AFTER posting better than anticipated half year results in the wake of a tough period due to the COVID-19 pandemic United Malt is hopeful growing normality in North America, a major area for the company's revenue, will see sales go up.
Earnings before interest, tax, depreciation and amortisation (EBITDA) was $52.7 million, up slightly from guidance at the company's annual general meeting in February of $47-50 million.
While this some good news for the fledgling company, formed in March last year following the demerger of GrainCorp's agribusiness and malt divisions, it has still been a tough year.
EBITDA is down 32 per cent with the company taking a hit as beer consumption plummeted, especially in the draught beer segment, due to lockdowns across the globe.
However United Malt chief executive Mark Palmquist said there was light at the end of the tunnel.
"We're seeing things open up in North America, which is 60pc of our business, so that is important for us," Mr Palmquist said.
"We're hoping to see trends go back to where they were pre-COVID."
He said he expected the craft beer segment, which is lucrative for maltsters with its requirement of higher malt products, would continue to grow, albeit not at the levels seen in the 2010s.
"We were seeing double digit growth in craft brewing for years, that is back to a more sustainable 2-3 per cent now."
The company is also finding diversified earning streams in products ranging from whisky to non-alcoholic beer.
"Whisky is a big one, in particular in Scotland as you would imagine," Mr Palmquist said.

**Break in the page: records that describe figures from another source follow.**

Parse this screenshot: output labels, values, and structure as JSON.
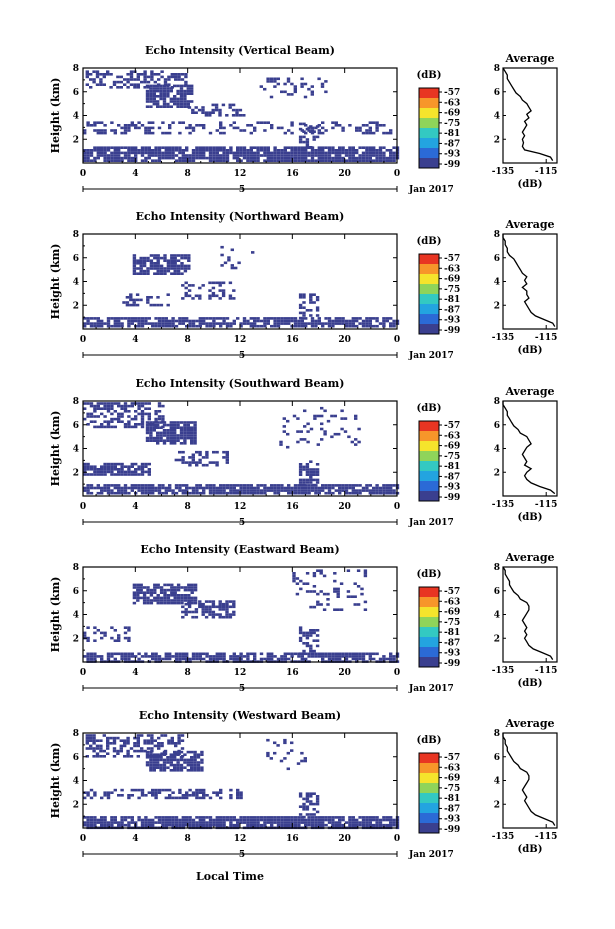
{
  "figure": {
    "xlabel": "Local Time",
    "date_label": "Jan 2017",
    "date_day": "5",
    "colorbar_unit": "(dB)",
    "colorbar_ticks": [
      "-57",
      "-63",
      "-69",
      "-75",
      "-81",
      "-87",
      "-93",
      "-99"
    ],
    "colorbar_colors": [
      "#e83522",
      "#f7962a",
      "#f5e42c",
      "#8fd45a",
      "#33c9c2",
      "#23a4e0",
      "#2b6ad6",
      "#3a3f8f"
    ],
    "main_color": "#3a3f8f"
  },
  "chart_data": [
    {
      "type": "heatmap",
      "title": "Echo Intensity (Vertical Beam)",
      "ylabel": "Height (km)",
      "xticks": [
        "0",
        "4",
        "8",
        "12",
        "16",
        "20",
        "0"
      ],
      "yticks": [
        "2",
        "4",
        "6",
        "8"
      ],
      "xlim": [
        0,
        24
      ],
      "ylim": [
        0,
        8
      ],
      "profile": {
        "title": "Average",
        "xlabel": "(dB)",
        "xticks": [
          "-135",
          "-115"
        ],
        "yticks": [
          "2",
          "4",
          "6",
          "8"
        ],
        "xlim": [
          -135,
          -110
        ],
        "ylim": [
          0,
          8
        ],
        "h": [
          0.2,
          0.5,
          0.8,
          1.1,
          1.4,
          1.7,
          2.0,
          2.3,
          2.6,
          2.9,
          3.2,
          3.5,
          3.8,
          4.1,
          4.4,
          4.7,
          5.0,
          5.3,
          5.6,
          5.9,
          6.2,
          6.5,
          6.8,
          7.1,
          7.4,
          7.7,
          8.0
        ],
        "v": [
          -112,
          -113,
          -118,
          -125,
          -126,
          -125.5,
          -126,
          -125,
          -126,
          -125,
          -124,
          -125,
          -123,
          -124,
          -122,
          -123,
          -124,
          -126,
          -127,
          -129,
          -130,
          -131,
          -132,
          -133,
          -133,
          -134,
          -135
        ]
      }
    },
    {
      "type": "heatmap",
      "title": "Echo Intensity (Northward Beam)",
      "ylabel": "Height (km)",
      "xticks": [
        "0",
        "4",
        "8",
        "12",
        "16",
        "20",
        "0"
      ],
      "yticks": [
        "2",
        "4",
        "6",
        "8"
      ],
      "xlim": [
        0,
        24
      ],
      "ylim": [
        0,
        8
      ],
      "profile": {
        "title": "Average",
        "xlabel": "(dB)",
        "xticks": [
          "-135",
          "-115"
        ],
        "yticks": [
          "2",
          "4",
          "6",
          "8"
        ],
        "xlim": [
          -135,
          -110
        ],
        "ylim": [
          0,
          8
        ],
        "h": [
          0.2,
          0.5,
          0.8,
          1.1,
          1.4,
          1.7,
          2.0,
          2.3,
          2.6,
          2.9,
          3.2,
          3.5,
          3.8,
          4.1,
          4.4,
          4.7,
          5.0,
          5.3,
          5.6,
          5.9,
          6.2,
          6.5,
          6.8,
          7.1,
          7.4,
          7.7,
          8.0
        ],
        "v": [
          -111,
          -112,
          -116,
          -120,
          -122,
          -123,
          -124,
          -125,
          -123,
          -124,
          -124,
          -126,
          -124,
          -125,
          -124,
          -126,
          -127,
          -128,
          -129,
          -130,
          -132,
          -133,
          -133,
          -134,
          -134,
          -135,
          -135
        ]
      }
    },
    {
      "type": "heatmap",
      "title": "Echo Intensity (Southward Beam)",
      "ylabel": "Height (km)",
      "xticks": [
        "0",
        "4",
        "8",
        "12",
        "16",
        "20",
        "0"
      ],
      "yticks": [
        "2",
        "4",
        "6",
        "8"
      ],
      "xlim": [
        0,
        24
      ],
      "ylim": [
        0,
        8
      ],
      "profile": {
        "title": "Average",
        "xlabel": "(dB)",
        "xticks": [
          "-135",
          "-115"
        ],
        "yticks": [
          "2",
          "4",
          "6",
          "8"
        ],
        "xlim": [
          -135,
          -110
        ],
        "ylim": [
          0,
          8
        ],
        "h": [
          0.2,
          0.5,
          0.8,
          1.1,
          1.4,
          1.7,
          2.0,
          2.3,
          2.6,
          2.9,
          3.2,
          3.5,
          3.8,
          4.1,
          4.4,
          4.7,
          5.0,
          5.3,
          5.6,
          5.9,
          6.2,
          6.5,
          6.8,
          7.1,
          7.4,
          7.7,
          8.0
        ],
        "v": [
          -111,
          -113,
          -118,
          -122,
          -124,
          -125,
          -124,
          -122,
          -125,
          -124,
          -125,
          -126,
          -125,
          -124,
          -122,
          -123,
          -124,
          -127,
          -128,
          -130,
          -131,
          -132,
          -133,
          -133,
          -134,
          -135,
          -135
        ]
      }
    },
    {
      "type": "heatmap",
      "title": "Echo Intensity (Eastward Beam)",
      "ylabel": "Height (km)",
      "xticks": [
        "0",
        "4",
        "8",
        "12",
        "16",
        "20",
        "0"
      ],
      "yticks": [
        "2",
        "4",
        "6",
        "8"
      ],
      "xlim": [
        0,
        24
      ],
      "ylim": [
        0,
        8
      ],
      "profile": {
        "title": "Average",
        "xlabel": "(dB)",
        "xticks": [
          "-135",
          "-115"
        ],
        "yticks": [
          "2",
          "4",
          "6",
          "8"
        ],
        "xlim": [
          -135,
          -110
        ],
        "ylim": [
          0,
          8
        ],
        "h": [
          0.2,
          0.5,
          0.8,
          1.1,
          1.4,
          1.7,
          2.0,
          2.3,
          2.6,
          2.9,
          3.2,
          3.5,
          3.8,
          4.1,
          4.4,
          4.7,
          5.0,
          5.3,
          5.6,
          5.9,
          6.2,
          6.5,
          6.8,
          7.1,
          7.4,
          7.7,
          8.0
        ],
        "v": [
          -112,
          -113,
          -117,
          -121,
          -123,
          -124,
          -125,
          -124,
          -125,
          -124,
          -125,
          -126,
          -125,
          -124,
          -123,
          -123,
          -124,
          -127,
          -128,
          -130,
          -131,
          -132,
          -132,
          -133,
          -134,
          -134,
          -135
        ]
      }
    },
    {
      "type": "heatmap",
      "title": "Echo Intensity (Westward Beam)",
      "ylabel": "Height (km)",
      "xticks": [
        "0",
        "4",
        "8",
        "12",
        "16",
        "20",
        "0"
      ],
      "yticks": [
        "2",
        "4",
        "6",
        "8"
      ],
      "xlim": [
        0,
        24
      ],
      "ylim": [
        0,
        8
      ],
      "profile": {
        "title": "Average",
        "xlabel": "(dB)",
        "xticks": [
          "-135",
          "-115"
        ],
        "yticks": [
          "2",
          "4",
          "6",
          "8"
        ],
        "xlim": [
          -135,
          -110
        ],
        "ylim": [
          0,
          8
        ],
        "h": [
          0.2,
          0.5,
          0.8,
          1.1,
          1.4,
          1.7,
          2.0,
          2.3,
          2.6,
          2.9,
          3.2,
          3.5,
          3.8,
          4.1,
          4.4,
          4.7,
          5.0,
          5.3,
          5.6,
          5.9,
          6.2,
          6.5,
          6.8,
          7.1,
          7.4,
          7.7,
          8.0
        ],
        "v": [
          -111,
          -112,
          -116,
          -120,
          -122,
          -123,
          -124,
          -125,
          -124,
          -125,
          -126,
          -125,
          -124,
          -123,
          -123,
          -124,
          -127,
          -128,
          -130,
          -131,
          -132,
          -133,
          -133,
          -134,
          -134,
          -135,
          -135
        ]
      }
    }
  ]
}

"Whisky makers have different requirements to the beer market, they want lower protein, higher enzyme product."
He said the growing movement towards zero alcohol beer for health and safety reasons was a positive for his company.
"Zero alcohol is really good for us, they require a malty product to get as much flavour in the product as possible.
"We see the trend to diversify and to get more people to drink a beer product even when they have to drive or they're concerned about the health impacts of too much alcohol is fantastic for everyone and we're right on board."
Mr Palmquist said recently announced tax breaks in Australia for distillers and craft brewers were a positive move.
"We think that is a really good step and hopefully it can help businesses that have done it tough during COVID-19 lockdowns stay afloat."
Globally, it has been a tough time for those involved in the alcohol industry.
A Rabobank report said some countries, such as South Africa, restricted alcohol consumption during the pandemic, while in other big markets, such as Mexico, brewing was classed as a non-essential activity and stopped.
However, the report found North America, where United Malt has a strong presence, held up well, with its focus on off-trade sales and e-commerce.
Mr Palmquist said United Malt figures had found volume from March onwards this year had been around 95pc of pre-COVID 19 levels.